Cartooning Science at the Bottom of the World


Researchers from Bigelow Laboratory will soon return to Antarctica for a second field season at Palmer Station. While the team has spent the last year addressing the scientific and logistical demands of their work, they have also been preparing for another important challenge – communicating its meaning and excitement to the public.

The researchers are using advanced molecular techniques and experimental setups to study microbial communities in the Southern Ocean. Sharing their complex research with nonscientists is never an easy task, but the team has been exploring new ways to include people in their science.

This March, writer and illustrator Karen Romano Young will join their field team. Through a series of comics called “Antarctic Log,” Young is making this research more visible, vibrant, and accessible.
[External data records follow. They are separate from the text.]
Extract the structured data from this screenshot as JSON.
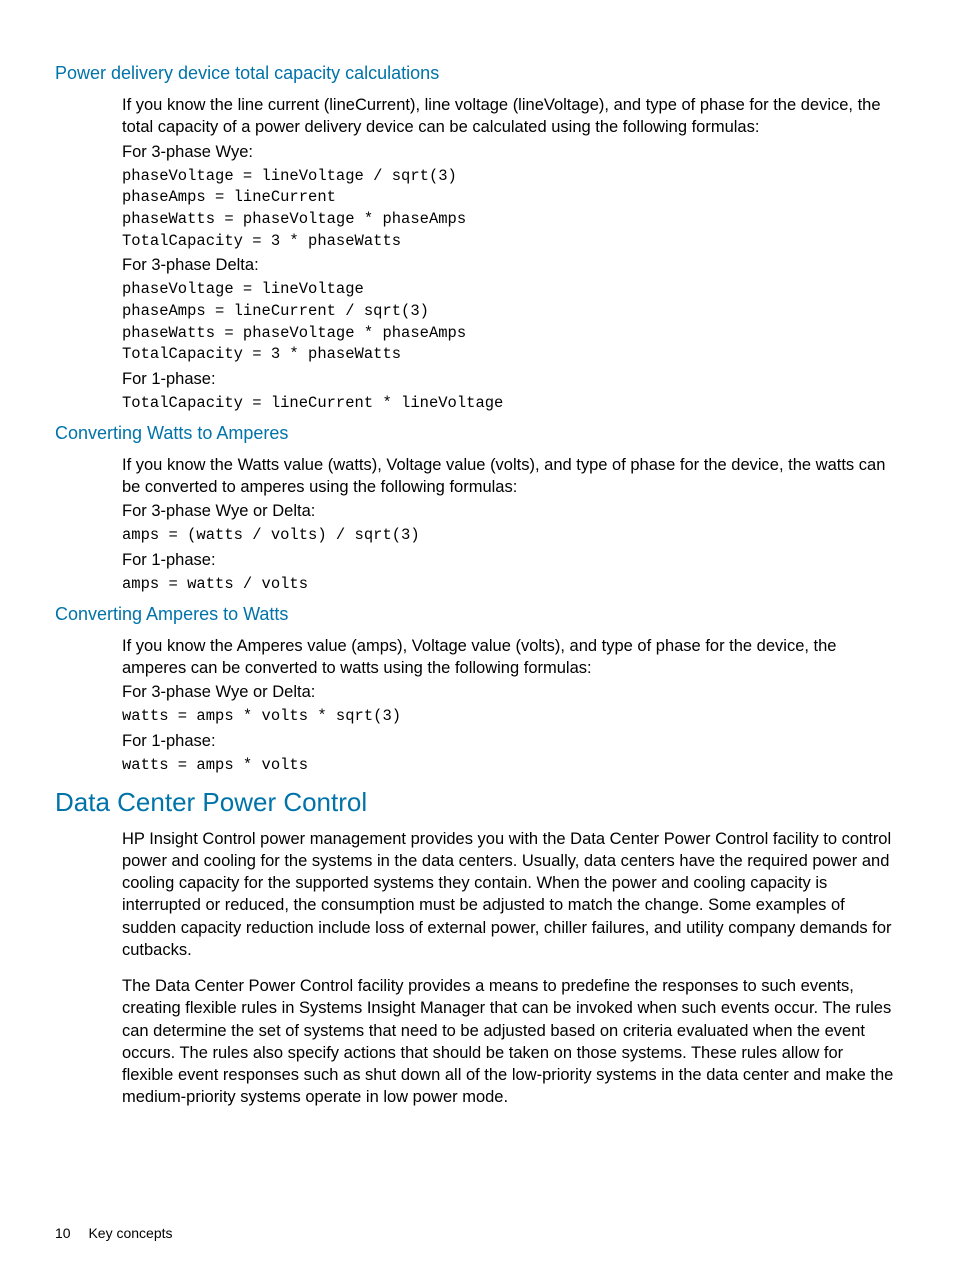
{
  "section1": {
    "title": "Power delivery device total capacity calculations",
    "intro": "If you know the line current (lineCurrent), line voltage (lineVoltage), and type of phase for the device, the total capacity of a power delivery device can be calculated using the following formulas:",
    "wye_label": "For 3-phase Wye:",
    "wye_code": "phaseVoltage = lineVoltage / sqrt(3)\nphaseAmps = lineCurrent\nphaseWatts = phaseVoltage * phaseAmps\nTotalCapacity = 3 * phaseWatts",
    "delta_label": "For 3-phase Delta:",
    "delta_code": "phaseVoltage = lineVoltage\nphaseAmps = lineCurrent / sqrt(3)\nphaseWatts = phaseVoltage * phaseAmps\nTotalCapacity = 3 * phaseWatts",
    "one_label": "For 1-phase:",
    "one_code": "TotalCapacity = lineCurrent * lineVoltage"
  },
  "section2": {
    "title": "Converting Watts to Amperes",
    "intro": "If you know the Watts value (watts), Voltage value (volts), and type of phase for the device, the watts can be converted to amperes using the following formulas:",
    "three_label": "For 3-phase Wye or Delta:",
    "three_code": "amps = (watts / volts) / sqrt(3)",
    "one_label": "For 1-phase:",
    "one_code": "amps = watts / volts"
  },
  "section3": {
    "title": "Converting Amperes to Watts",
    "intro": "If you know the Amperes value (amps), Voltage value (volts), and type of phase for the device, the amperes can be converted to watts using the following formulas:",
    "three_label": "For 3-phase Wye or Delta:",
    "three_code": "watts = amps * volts * sqrt(3)",
    "one_label": "For 1-phase:",
    "one_code": "watts = amps * volts"
  },
  "section4": {
    "title": "Data Center Power Control",
    "para1": "HP Insight Control power management provides you with the Data Center Power Control facility to control power and cooling for the systems in the data centers. Usually, data centers have the required power and cooling capacity for the supported systems they contain. When the power and cooling capacity is interrupted or reduced, the consumption must be adjusted to match the change. Some examples of sudden capacity reduction include loss of external power, chiller failures, and utility company demands for cutbacks.",
    "para2": "The Data Center Power Control facility provides a means to predefine the responses to such events, creating flexible rules in Systems Insight Manager that can be invoked when such events occur. The rules can determine the set of systems that need to be adjusted based on criteria evaluated when the event occurs. The rules also specify actions that should be taken on those systems. These rules allow for flexible event responses such as shut down all of the low-priority systems in the data center and make the medium-priority systems operate in low power mode."
  },
  "footer": {
    "page": "10",
    "label": "Key concepts"
  }
}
She launched Antarctic Log when the researchers spent their first field season at Palmer Station in 2017. From photographs, discussions with the researchers, and her own experiences preparing for the trip, she has already drawn numerous illustrations that use humor and creativity to teach people about this cutting-edge project. Now, it’s time for her to go south as well.

“I want people to understand and care about this important research,” Young said. “I want young people to develop a real interest in science and maybe even become scientists themselves one day.”

While she and the researchers power through their intense two-month field season, classrooms following Antarctic Log will gain unique insight into field science, life in Antarctica, and microbial research. Several Maine schools will follow the researchers’ work through Young’s cartoons, as will others around the country.

Young designed the square format of Antarctic Log to work well with Instagram, and believes that social media allows people to be part of the process of science, rather than only its outcomes.

“You really can sit on somebody’s shoulder as they’re doing their work and be there for that eureka moment,” she said. “That’s what I want to share most of all.”

Senior Research Scientists Pete Countway and Paty Matrai will lead the expedition, along with Research Associate Carlton Rauschenberg. They will run a series of experiments to study the relationship between bacteria and phytoplankton. Certain phytoplankton form a compound that leads bacteria to release dimethyl sulfide, a compound that spurs cloud formation and thereby helps regulate the planet’s climate. This research is funded by the National Science Foundation, which is also providing funding for Young through the Antarctic Artists and Writers program.

“Karen’s artwork and other creative communication products help connect people to the excitement of our research,” said Countway, who has wanted to work with Young since they met on a 2008 cruise studying deep sea hydrothermal vents.

The scientists are bringing life in the Antarctic closer to Maine students in other ways, too. This spring, Countway hopes to live-stream from Antarctica to a fifth-grade science night at Harriet Beecher Stowe Elementary School in Brunswick. During the first field season, he connected with students in multiple states when he conducted a video tour of Palmer Station with 120 elementary school students.

“It was great, because students from New Hampshire and Maine could hear one another’s questions,” Countway said.

Matrai held a video call as well, with 122 students from 17 classrooms in Maine. She gave a tour of the station and explained their research project. She also spoke with the students about their own phytoplankton experiments, which each classroom set up with help from Bigelow Laboratory’s National Center for Marine Alga and Microbiota.

“As a federally funded scientist, it is my responsibility to share my science with the public of all ages,” Matrai said. “That means sharing the process as much as the results themselves, and the enthusiasm as well as the monotony of science. It is as much about the reality of daily life in such conditions, as it is a travel log of this exotic place.”

One school participating in Matrai’s outreach is pretty remote itself. Located on an island in the northern Gulf of Maine, North Haven Community School is Maine’s smallest K-12 school. Teacher Laura Venger has been working with Matrai for nearly a decade and says the relationship with the oceanographer is valuable for her students, many of whom are interested in careers in science or fishing.

“Having conversations with somebody in the field, who does real science, is just amazing,” Venger said. “It's spectacular – the places she's been, the experience she has, and the knowledge that she brings us. I could talk about all this stuff in my classroom, but connecting with somebody who's actually in the field makes it come alive for the kids. It puts a face to the science.”

Whether visiting a school or answering questions from half a world away, this interaction is energizing for the researchers as well.

“I love working with children because they are for the most part unbiased,” Matrai said. “They will quickly respond to enthusiasm, and they will also quickly see through any attempt to make something more than what it is.”

Students from North Haven visited the research team on the Bigelow Laboratory campus in February, where they learned about oceanographic instruments, zooplankton, and ocean circulation. This spring, they will continue to follow along with the research via Antarctic Log. Young hopes that her work will inspire and empower these students.

“I want to help people form a personal connection to science through scientists,” Young said. “I want to show people, this is what a scientist looks like. This is what a scientist is like, talks like, works like. This is where they work. I’m trying to open that door for people.”

Young encourages students to submit to a science comics contest she is running until May 15th, 2018. Winning submissions will be displayed on the Smithsonian Museum of Natural History’s Ocean Portal website.